Assassin sans visage bénéficie d’un découpage très classique. En dehors de quelques scènes conçues pour apporter quelques petites touches de suspense (avec des arrêts sur image, des gros plans du flic obsédé par sa mission, quelques panoramiques appuyés, un flash-back rapide, l’utilisation de la pluie, l’usage du silence lorsqu’il s’agit de montrer enfin le visage de l’assassin), la réalisation se contente souvent d’emballer la narration sans trop de temps morts, exception faite de la petite romance traitée d’ailleurs assez négligemment, un passage obligé qui semblerait n’avoir pour fonction que de développer un tant soi peu des personnages qui n’existent quasiment que par leur profession. Les dialogues sont nombreux et les scènes explicatives se succèdent pour la bonne cause : faire partager aux spectateurs la routine d’une enquête de police. Heureusement, les scènes s’enchaînent suffisamment vite pour éviter le piège du didactisme. Richard Fleischer, selon ses propres dires, n’avait pas encore trouvé son style et avançait progressivement de film en film. Il n’était pas de ceux qui marquaient d’un coup d’éclat leur entrée dans le septième art, suivant ainsi la plupart des réalisateurs talentueux œuvrant au sein des studios... sauf que son ambition allait bientôt l’amener à se démarquer de ces derniers. La bonne idée du scénario (celle d’Anthony Mann ?) est de maintenir cachés l’identité et le visage du criminel - à ce sujet, si ce dernier ne frappe véritablement que deux fois à l’écran, la tension octroyée par la narration et la mise en scène permet heureusement de maintenir une certaine angoisse - et la police a quasiment toujours un train de retard jusqu’à l’irruption de l’indice fatal.

Grâce à la trouvaille du lieutenant Grant, la création du mannequin censé faciliter les recherches, Fleischer construit autour de ce dernier quelques scènes qui apportent un sentiment bienvenu d’étrangeté ; le serial killer est ainsi constamment présent à l’écran, interagissant avec les différents protagonistes de l’enquête, alors que sa réelle présence physique fait défaut dans la grande majorité du film.

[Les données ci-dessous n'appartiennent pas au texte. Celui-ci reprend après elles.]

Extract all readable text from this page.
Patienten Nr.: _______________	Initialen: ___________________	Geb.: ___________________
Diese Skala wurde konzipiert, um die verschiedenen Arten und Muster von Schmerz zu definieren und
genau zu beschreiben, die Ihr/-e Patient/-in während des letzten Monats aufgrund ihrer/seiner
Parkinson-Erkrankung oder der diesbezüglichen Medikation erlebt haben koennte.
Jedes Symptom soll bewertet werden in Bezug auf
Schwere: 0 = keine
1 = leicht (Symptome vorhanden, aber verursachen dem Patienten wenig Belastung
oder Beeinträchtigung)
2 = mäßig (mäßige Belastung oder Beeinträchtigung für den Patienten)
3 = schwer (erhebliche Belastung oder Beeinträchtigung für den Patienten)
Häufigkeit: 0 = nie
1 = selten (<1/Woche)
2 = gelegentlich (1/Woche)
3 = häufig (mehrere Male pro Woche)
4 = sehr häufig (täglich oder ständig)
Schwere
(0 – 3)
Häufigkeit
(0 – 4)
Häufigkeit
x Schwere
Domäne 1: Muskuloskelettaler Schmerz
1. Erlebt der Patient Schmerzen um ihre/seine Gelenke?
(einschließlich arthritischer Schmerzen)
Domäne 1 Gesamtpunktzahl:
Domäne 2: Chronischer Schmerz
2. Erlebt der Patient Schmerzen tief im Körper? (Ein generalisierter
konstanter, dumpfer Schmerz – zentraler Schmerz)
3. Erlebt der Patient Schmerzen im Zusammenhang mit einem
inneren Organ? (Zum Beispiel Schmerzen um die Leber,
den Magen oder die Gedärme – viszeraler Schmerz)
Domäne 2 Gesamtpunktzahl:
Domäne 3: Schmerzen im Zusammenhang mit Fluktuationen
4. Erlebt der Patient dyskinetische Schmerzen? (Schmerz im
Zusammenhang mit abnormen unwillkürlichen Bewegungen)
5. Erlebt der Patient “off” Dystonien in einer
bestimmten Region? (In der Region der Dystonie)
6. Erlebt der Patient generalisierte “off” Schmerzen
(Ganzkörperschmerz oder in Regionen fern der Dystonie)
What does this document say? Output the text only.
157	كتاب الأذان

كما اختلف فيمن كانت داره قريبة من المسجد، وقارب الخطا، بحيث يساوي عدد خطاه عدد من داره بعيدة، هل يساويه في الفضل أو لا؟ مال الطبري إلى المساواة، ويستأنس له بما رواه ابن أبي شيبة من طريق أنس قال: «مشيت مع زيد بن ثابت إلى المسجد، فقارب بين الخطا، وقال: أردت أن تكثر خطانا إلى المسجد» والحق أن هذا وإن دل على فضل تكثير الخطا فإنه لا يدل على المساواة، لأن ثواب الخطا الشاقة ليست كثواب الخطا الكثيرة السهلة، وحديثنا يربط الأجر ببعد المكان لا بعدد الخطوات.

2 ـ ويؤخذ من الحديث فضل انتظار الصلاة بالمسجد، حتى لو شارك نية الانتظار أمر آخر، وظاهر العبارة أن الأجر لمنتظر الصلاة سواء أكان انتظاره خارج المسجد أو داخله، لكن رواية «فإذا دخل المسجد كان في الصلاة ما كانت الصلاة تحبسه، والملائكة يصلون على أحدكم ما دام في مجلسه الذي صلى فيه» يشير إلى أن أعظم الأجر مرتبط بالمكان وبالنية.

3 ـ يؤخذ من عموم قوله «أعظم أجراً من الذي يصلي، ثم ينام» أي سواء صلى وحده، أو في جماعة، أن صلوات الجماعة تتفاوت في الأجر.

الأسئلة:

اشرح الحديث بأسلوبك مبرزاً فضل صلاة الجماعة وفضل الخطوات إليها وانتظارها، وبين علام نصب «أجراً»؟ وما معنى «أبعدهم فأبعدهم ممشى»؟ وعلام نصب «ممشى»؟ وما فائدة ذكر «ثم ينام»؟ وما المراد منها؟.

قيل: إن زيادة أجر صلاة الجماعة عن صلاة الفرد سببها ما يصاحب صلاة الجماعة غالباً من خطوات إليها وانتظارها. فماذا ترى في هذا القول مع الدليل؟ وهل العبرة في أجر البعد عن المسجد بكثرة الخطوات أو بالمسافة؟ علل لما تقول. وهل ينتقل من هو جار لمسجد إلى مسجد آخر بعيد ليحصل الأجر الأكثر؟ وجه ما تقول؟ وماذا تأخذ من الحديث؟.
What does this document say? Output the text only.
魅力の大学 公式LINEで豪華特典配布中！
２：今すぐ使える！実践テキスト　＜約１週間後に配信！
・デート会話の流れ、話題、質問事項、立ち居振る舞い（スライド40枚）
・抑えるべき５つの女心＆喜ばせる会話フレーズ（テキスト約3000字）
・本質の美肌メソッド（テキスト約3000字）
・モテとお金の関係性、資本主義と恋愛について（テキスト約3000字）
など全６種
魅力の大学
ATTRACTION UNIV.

Une scène en particulier pousse même cette approche vers une sorte de fantastique mal intégré - avec le risque réel d’entacher la crédibilité du film - lorsque Grant se retrouve seul un soir dans son bureau avec le mannequin qui se révèle être l’assassin qui avait pris un temps la place de son avatar (on se demande ce qui avait pu passer par la tête des scénaristes, la vision subjective de cette scène par le policier supposé hanté par sa proie ne peut même pas fonctionner car cette inversion intervient quand ce dernier s’éclipse du décor). C’est le tour de force de la réalisation de parvenir à faire exister le tueur, et laisser planer la menace qui l’accompagne, par cette simple mais efficace idée de mise en scène. Là où Fleischer se fait une nouvelle fois réellement plaisir c’est quand il aborde la séquence d’action finale dans une usine. Le cinéaste parvient à parfaitement intégrer l’architecture de ce labyrinthe de métal dans la course poursuite qu’il met en scène avec un certain brio, en sachant trouver les angles et un découpage alerte pour permettre aux personnages d’évoluer parfaitement dans un décor susceptible à tout moment de véhiculer la notion de danger. Sans aller jusqu’à faire de cette séquence une prouesse artistique d’exception, on n’hésitera pas à dire que cette dernière constitue - avec l’utilisation du mannequin - l’intérêt principal de ce thriller sur un plan strictement formel.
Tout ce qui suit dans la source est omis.